MPP Caroline Mulroney, Annabel Slaight and Ernie Hardeman, Min of Agriculture at ClearWater Farm

By: Mike Anderson

An innovative training program run by the Ontario Water Centre, the not-for-profit organization that operates ClearWater Farm in Willow Beach, will receive $150,000 in provincial funding from the Ministry of Agriculture, Food and Rural Affairs.

The Young Agripreneurs Program (YAP) provides hands-on experience to young people interested in pursuing careers in regenerative agriculture, which aims to reverse climate change by improving soil health, water management and reducing fertilizer use.

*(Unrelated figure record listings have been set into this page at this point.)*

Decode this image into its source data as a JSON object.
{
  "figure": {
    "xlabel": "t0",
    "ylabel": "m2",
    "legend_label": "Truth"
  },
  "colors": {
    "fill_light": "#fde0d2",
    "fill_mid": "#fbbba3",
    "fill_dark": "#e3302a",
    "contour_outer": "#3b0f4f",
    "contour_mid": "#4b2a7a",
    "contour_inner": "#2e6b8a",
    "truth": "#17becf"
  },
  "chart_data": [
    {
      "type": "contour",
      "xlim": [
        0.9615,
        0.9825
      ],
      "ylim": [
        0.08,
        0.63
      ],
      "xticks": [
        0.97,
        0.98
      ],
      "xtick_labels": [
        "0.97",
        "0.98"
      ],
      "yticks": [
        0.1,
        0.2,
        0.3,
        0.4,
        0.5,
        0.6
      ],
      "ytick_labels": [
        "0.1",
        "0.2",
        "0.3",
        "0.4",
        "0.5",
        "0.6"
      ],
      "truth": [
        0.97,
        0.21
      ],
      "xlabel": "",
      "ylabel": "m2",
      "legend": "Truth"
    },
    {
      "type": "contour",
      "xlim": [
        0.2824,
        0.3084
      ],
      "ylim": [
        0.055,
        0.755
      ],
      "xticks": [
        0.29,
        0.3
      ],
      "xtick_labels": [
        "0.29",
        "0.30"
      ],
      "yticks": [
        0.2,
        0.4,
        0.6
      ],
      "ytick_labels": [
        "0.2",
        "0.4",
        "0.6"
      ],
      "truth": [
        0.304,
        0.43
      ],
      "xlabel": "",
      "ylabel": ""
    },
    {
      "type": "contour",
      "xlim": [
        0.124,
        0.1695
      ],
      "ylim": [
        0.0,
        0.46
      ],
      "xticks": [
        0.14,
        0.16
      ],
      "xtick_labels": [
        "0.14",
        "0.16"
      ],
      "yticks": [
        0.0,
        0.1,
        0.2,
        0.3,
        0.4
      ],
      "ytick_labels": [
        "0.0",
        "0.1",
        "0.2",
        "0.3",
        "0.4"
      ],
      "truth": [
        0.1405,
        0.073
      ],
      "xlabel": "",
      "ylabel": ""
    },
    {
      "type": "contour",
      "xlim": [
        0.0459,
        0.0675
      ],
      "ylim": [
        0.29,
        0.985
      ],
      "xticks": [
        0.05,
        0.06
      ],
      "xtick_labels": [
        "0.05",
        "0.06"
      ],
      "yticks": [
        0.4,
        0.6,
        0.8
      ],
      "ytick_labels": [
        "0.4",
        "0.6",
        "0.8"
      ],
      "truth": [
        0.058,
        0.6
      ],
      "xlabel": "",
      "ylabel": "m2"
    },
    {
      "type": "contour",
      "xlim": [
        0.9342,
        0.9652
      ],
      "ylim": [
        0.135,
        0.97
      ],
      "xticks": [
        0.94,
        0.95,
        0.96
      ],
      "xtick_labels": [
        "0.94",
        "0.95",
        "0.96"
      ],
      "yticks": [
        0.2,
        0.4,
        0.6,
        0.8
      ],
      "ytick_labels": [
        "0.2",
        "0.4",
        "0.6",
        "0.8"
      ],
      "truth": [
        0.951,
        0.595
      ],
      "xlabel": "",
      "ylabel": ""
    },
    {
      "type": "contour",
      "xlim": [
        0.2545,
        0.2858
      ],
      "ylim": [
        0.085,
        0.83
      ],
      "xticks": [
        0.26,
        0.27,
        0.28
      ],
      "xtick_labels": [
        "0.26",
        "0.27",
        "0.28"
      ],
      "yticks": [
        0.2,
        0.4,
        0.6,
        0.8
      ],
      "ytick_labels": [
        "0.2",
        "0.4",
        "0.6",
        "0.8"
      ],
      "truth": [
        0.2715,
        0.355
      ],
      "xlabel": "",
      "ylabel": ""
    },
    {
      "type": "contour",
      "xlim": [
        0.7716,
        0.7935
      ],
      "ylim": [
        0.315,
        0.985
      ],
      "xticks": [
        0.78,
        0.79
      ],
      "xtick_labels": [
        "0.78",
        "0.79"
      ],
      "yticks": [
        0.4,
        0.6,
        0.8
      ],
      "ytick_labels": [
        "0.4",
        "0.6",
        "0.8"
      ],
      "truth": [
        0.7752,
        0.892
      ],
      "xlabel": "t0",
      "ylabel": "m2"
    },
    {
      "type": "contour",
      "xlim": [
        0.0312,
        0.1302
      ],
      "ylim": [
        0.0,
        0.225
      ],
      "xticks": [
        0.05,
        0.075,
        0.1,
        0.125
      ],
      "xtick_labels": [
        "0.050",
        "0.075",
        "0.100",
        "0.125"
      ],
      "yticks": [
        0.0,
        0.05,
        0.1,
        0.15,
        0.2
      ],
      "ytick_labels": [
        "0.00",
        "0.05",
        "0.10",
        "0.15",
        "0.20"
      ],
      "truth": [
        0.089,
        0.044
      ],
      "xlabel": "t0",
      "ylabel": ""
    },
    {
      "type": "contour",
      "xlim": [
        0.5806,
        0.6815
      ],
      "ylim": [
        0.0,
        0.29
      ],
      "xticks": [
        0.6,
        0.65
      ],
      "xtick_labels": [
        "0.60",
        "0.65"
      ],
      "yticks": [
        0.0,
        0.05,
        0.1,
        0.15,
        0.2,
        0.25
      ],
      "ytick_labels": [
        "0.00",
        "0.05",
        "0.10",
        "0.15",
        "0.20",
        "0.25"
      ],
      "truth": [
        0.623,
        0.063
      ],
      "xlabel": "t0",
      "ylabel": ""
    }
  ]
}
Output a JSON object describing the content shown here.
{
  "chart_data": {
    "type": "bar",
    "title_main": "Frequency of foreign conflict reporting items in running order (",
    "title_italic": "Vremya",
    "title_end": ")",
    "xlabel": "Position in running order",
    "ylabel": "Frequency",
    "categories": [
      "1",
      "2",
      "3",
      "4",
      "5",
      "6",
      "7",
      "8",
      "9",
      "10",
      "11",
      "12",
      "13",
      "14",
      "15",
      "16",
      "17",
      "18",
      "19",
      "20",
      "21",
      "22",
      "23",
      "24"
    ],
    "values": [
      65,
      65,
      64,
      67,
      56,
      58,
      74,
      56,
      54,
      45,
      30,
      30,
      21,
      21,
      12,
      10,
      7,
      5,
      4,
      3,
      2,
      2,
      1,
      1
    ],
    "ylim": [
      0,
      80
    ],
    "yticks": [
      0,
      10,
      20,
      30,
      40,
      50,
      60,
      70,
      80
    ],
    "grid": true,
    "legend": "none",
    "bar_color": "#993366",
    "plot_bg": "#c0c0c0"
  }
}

The funding will allow 29 young people to receive training to start their own eco-friendly farms.

The funding is part of a larger $3.3 million cost-sharing program provided to 58 projects through Ontario’s Rural Economic Development Program (RED).

The goal is to help rural and indigenous communities diversity their economies, retain skilled workers, build infrastructure and create jobs.

The funding was announced at an event held at Clearwater Farm in Willow Beach, on July 23, with Ernie Hardeman, Minister of Agriculture, joined by Caroline Mulroney, MPP York-Simcoe, and Annabel Slaight, Chair and Founder, Ontario Water Centre.

“Supporting local jobs and removing barriers to investment and economic growth in rural communities is more important than ever,” Minister Hardeman said.

“As the economy reopens, our investments in the Rural Economic Development program will have a very real impact for communities across rural Ontario.”

“Through today’s investment, our government is creating jobs and driving economic growth at a time when it is needed most in rural Ontario,” added MPP Mulroney.

“By investing in today’s youth and career development through great local organizations like the Ontario Water Centre, we’re ensuring young people can stay and work in their own communities.”

“This new RED grant helps us envision 29 young people being able to follow their passion to become leaders in local regenerative farming,” Ms. Slaight said.

“They will have a viable pathway to being eco farmers – through access to land, capital, marketing and hands-on training. And the hope is that they will also become part of seeding a new kind of agriculture with meaningful local roots in Georgina and beyond.”